Os cinco primeiros meses de 2026 trouxe para nós, profissionais da contabilidade, a certeza de algo que já está consolidado e que não pode mais ser tratado como uma tendência efêmera: a de que a Contabilidade brasileira vive um novo momento, momento este marcado pela modernização, pela internacionalização de suas atividades, pela valorização cada vez maior da classe contábil, pelo fortalecimento institucional e, sobretudo, pela compreensão de que o conhecimento precisa, necessariamente, ocupar lugar central nas ações que impactam a sociedade.
É nesse imenso cenário de diversas nuances e contextos que a atuação das Academias de Ciências Contábeis pelo Brasil afora tem se mostrado cada vez mais estratégica.
No caso da Abracicon, inúmeras foram as ações que ganharam vida nesse ano de 2026.
Além de nossas tradicionais reuniões institucionais, como a Assembleia Geral realizada em Brasília, que marcou a eleição da nova Diretoria para o quadriênio 2026/2029, também passaram a integrar definitivamente a agenda institucional da Abracicon temas importantes, como inteligência artificial, convergência internacional, sustentabilidade, atração de talentos e transformação digital.
Ao longo desse período, os movimentos conduzidos pela Academia revelam uma atuação marcante em missões internacionais e seminários estratégicos, demonstrando que a Contabilidade brasileira deixou de ocupar apenas espaços técnicos nacionais para assumir também um papel relevante nos fóruns globais sobre governança, sustentabilidade, inovação e transparência.
Além dos eventos realizados no Brasil, as conexões internacionais protagonizaram a nossa presença em Orlando e Lisboa, trazendo-nos a clareza de que a Contabilidade brasileira busca ocupar, cada vez mais, uma aproximação com entidades das Américas e da Europa, demonstrando maturidade institucional e visão estratégica.

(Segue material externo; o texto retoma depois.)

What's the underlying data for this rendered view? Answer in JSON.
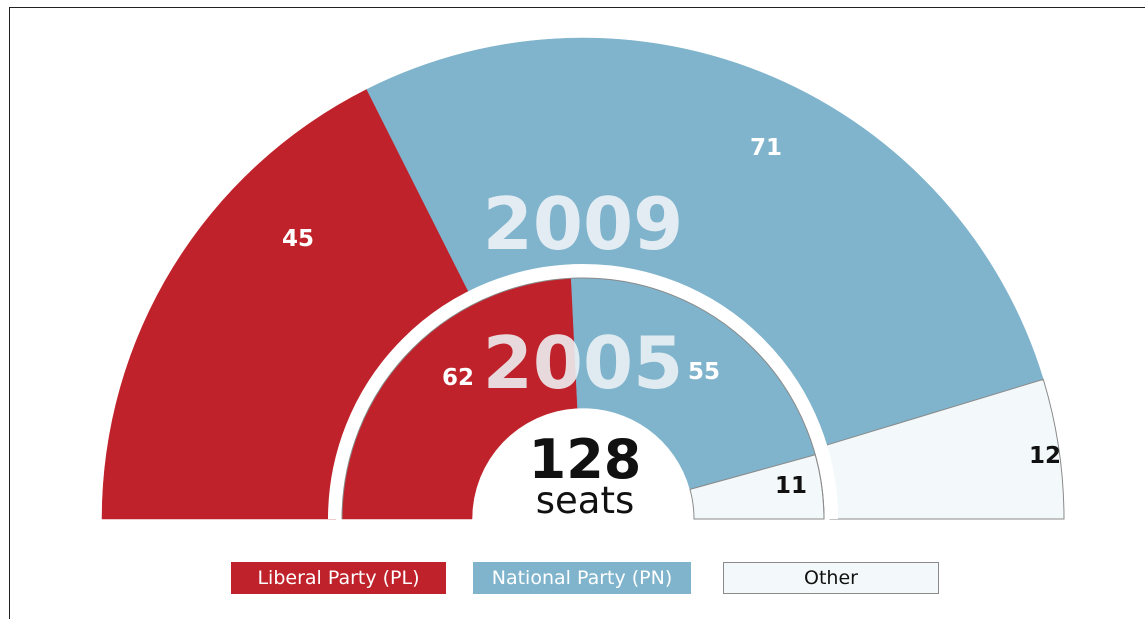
{
  "chart_data": {
    "type": "pie",
    "total_seats": "128",
    "total_unit": "seats",
    "rings": [
      {
        "year": "2009",
        "values": [
          {
            "party": "Liberal Party (PL)",
            "seats": 45,
            "label": "45"
          },
          {
            "party": "National Party (PN)",
            "seats": 71,
            "label": "71"
          },
          {
            "party": "Other",
            "seats": 12,
            "label": "12"
          }
        ]
      },
      {
        "year": "2005",
        "values": [
          {
            "party": "Liberal Party (PL)",
            "seats": 62,
            "label": "62"
          },
          {
            "party": "National Party (PN)",
            "seats": 55,
            "label": "55"
          },
          {
            "party": "Other",
            "seats": 11,
            "label": "11"
          }
        ]
      }
    ],
    "legend": [
      {
        "label": "Liberal Party (PL)",
        "color": "#bf222a"
      },
      {
        "label": "National Party (PN)",
        "color": "#7fb4cc"
      },
      {
        "label": "Other",
        "color": "#f3f9fb"
      }
    ],
    "legend_position": "bottom"
  }
}
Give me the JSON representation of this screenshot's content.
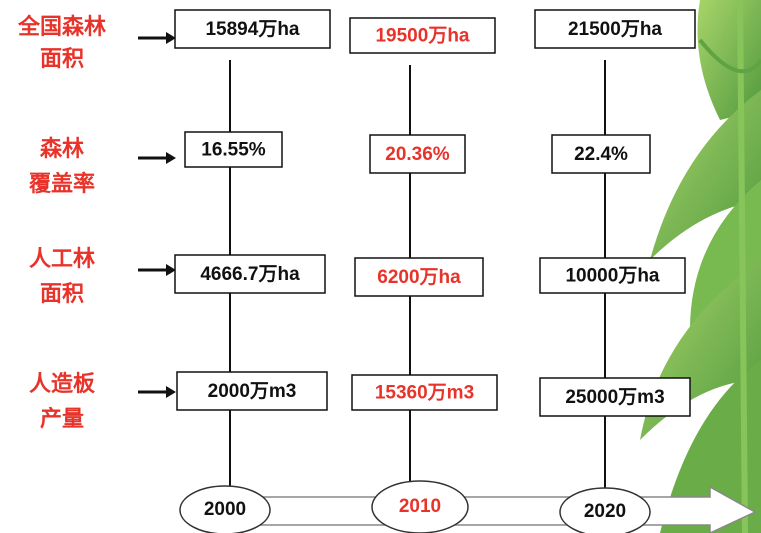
{
  "rows": [
    {
      "label": [
        "全国森林",
        "面积"
      ]
    },
    {
      "label": [
        "森林",
        "覆盖率"
      ]
    },
    {
      "label": [
        "人工林",
        "面积"
      ]
    },
    {
      "label": [
        "人造板",
        "产量"
      ]
    }
  ],
  "columns": [
    {
      "year": "2000",
      "values": [
        "15894万ha",
        "16.55%",
        "4666.7万ha",
        "2000万m3"
      ]
    },
    {
      "year": "2010",
      "values": [
        "19500万ha",
        "20.36%",
        "6200万ha",
        "15360万m3"
      ]
    },
    {
      "year": "2020",
      "values": [
        "21500万ha",
        "22.4%",
        "10000万ha",
        "25000万m3"
      ]
    }
  ]
}
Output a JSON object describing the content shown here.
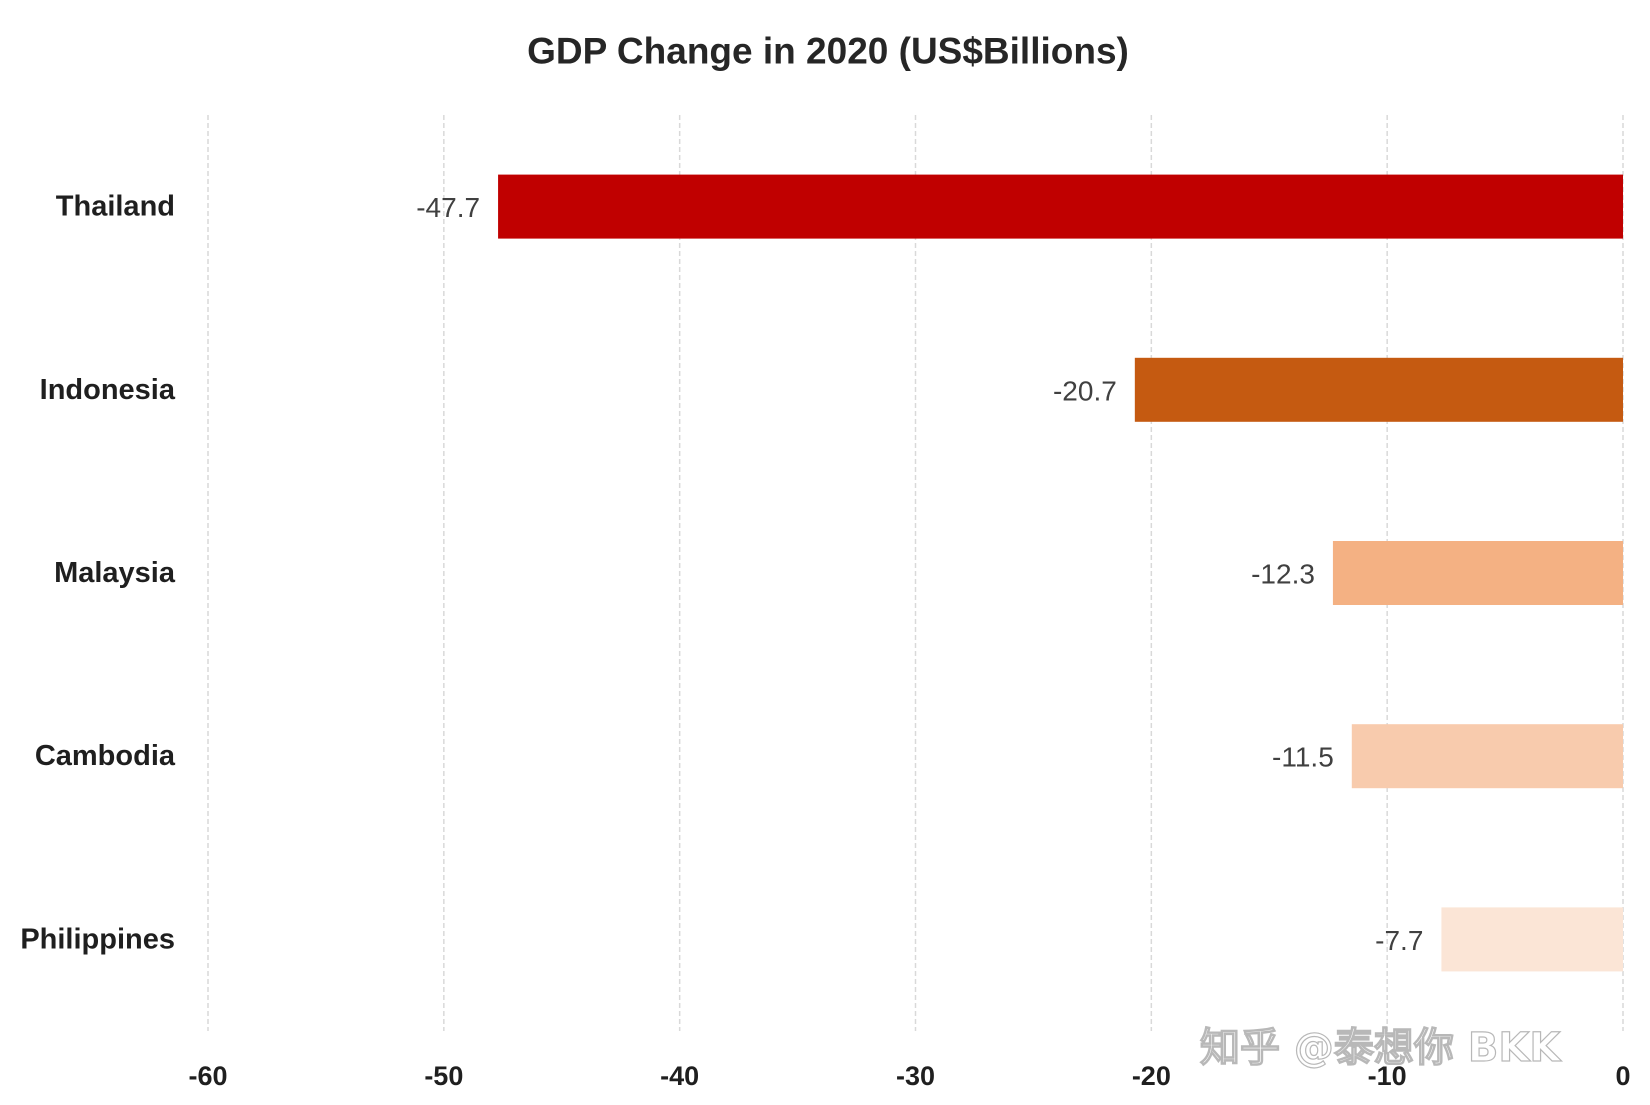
{
  "chart_data": {
    "type": "bar",
    "horizontal": true,
    "title": "GDP Change in 2020 (US$Billions)",
    "categories": [
      "Thailand",
      "Indonesia",
      "Malaysia",
      "Cambodia",
      "Philippines"
    ],
    "values": [
      -47.7,
      -20.7,
      -12.3,
      -11.5,
      -7.7
    ],
    "colors": [
      "#C00000",
      "#C55A11",
      "#F4B183",
      "#F8CBAD",
      "#FBE5D6"
    ],
    "xlim": [
      -60,
      0
    ],
    "xticks": [
      -60,
      -50,
      -40,
      -30,
      -20,
      -10,
      0
    ],
    "grid": true,
    "legend": false
  },
  "watermark": "知乎 @泰想你 BKK"
}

Nessa linha, nossa agenda incluiu os lançamentos do podcast Saber Contábil em Movimento e da 3ª edição do Prêmio Saber Contábil, além da crescente integração entre as academias estaduais.
Essas iniciativas reforçam que não há fortalecimento institucional sem produção de conhecimento, assim como não existe profissão forte sem ciência e educação continuada. Mas entendo que o aspecto mais simbólico desse movimento seja a capacidade de união.
A Abracicon, os Conselhos de Contabilidade, as entidades representativas da classe contábil e as academias estaduais vêm demonstrando que o fortalecimento da profissão depende, antes de tudo, de uma harmoniosa convivência.
O Seminário de Planejamento Estratégico do Sistema CFC/CRCs evidenciou exatamente isso: integração institucional não é apenas discurso, mas condição necessária para os próximos passos rumo ao futuro.
A posse do contador Joaquim de Alencar Bezerra Filho na presidência do Conselho Federal de Contabilidade também simboliza o início de uma nova etapa, marcada pelo desafio de fortalecer ainda mais a representatividade da classe e ampliar o diálogo entre ciência, mercado, academia e sociedade.
Ao mesmo tempo, a atuação das academias estaduais (de Sergipe ao Amazonas, do Piauí ao Rio de Janeiro, de Minas Gerais ao Espírito Santo) demonstra que a produção científica e o pensamento contábil não se concentram mais em poucos centros, mas existe um movimento nacional de fortalecimento intelectual, cultural e institucional que amplia horizontes e democratiza oportunidades.
Mas, mais do que celebrar eventos, posses ou agendas institucionais, o que se testemunha neste momento é a consolidação de uma Contabilidade brasileira mais madura, mais integrada, mais científica e cada vez mais consciente de seu papel estratégico no desenvolvimento econômico e social do país.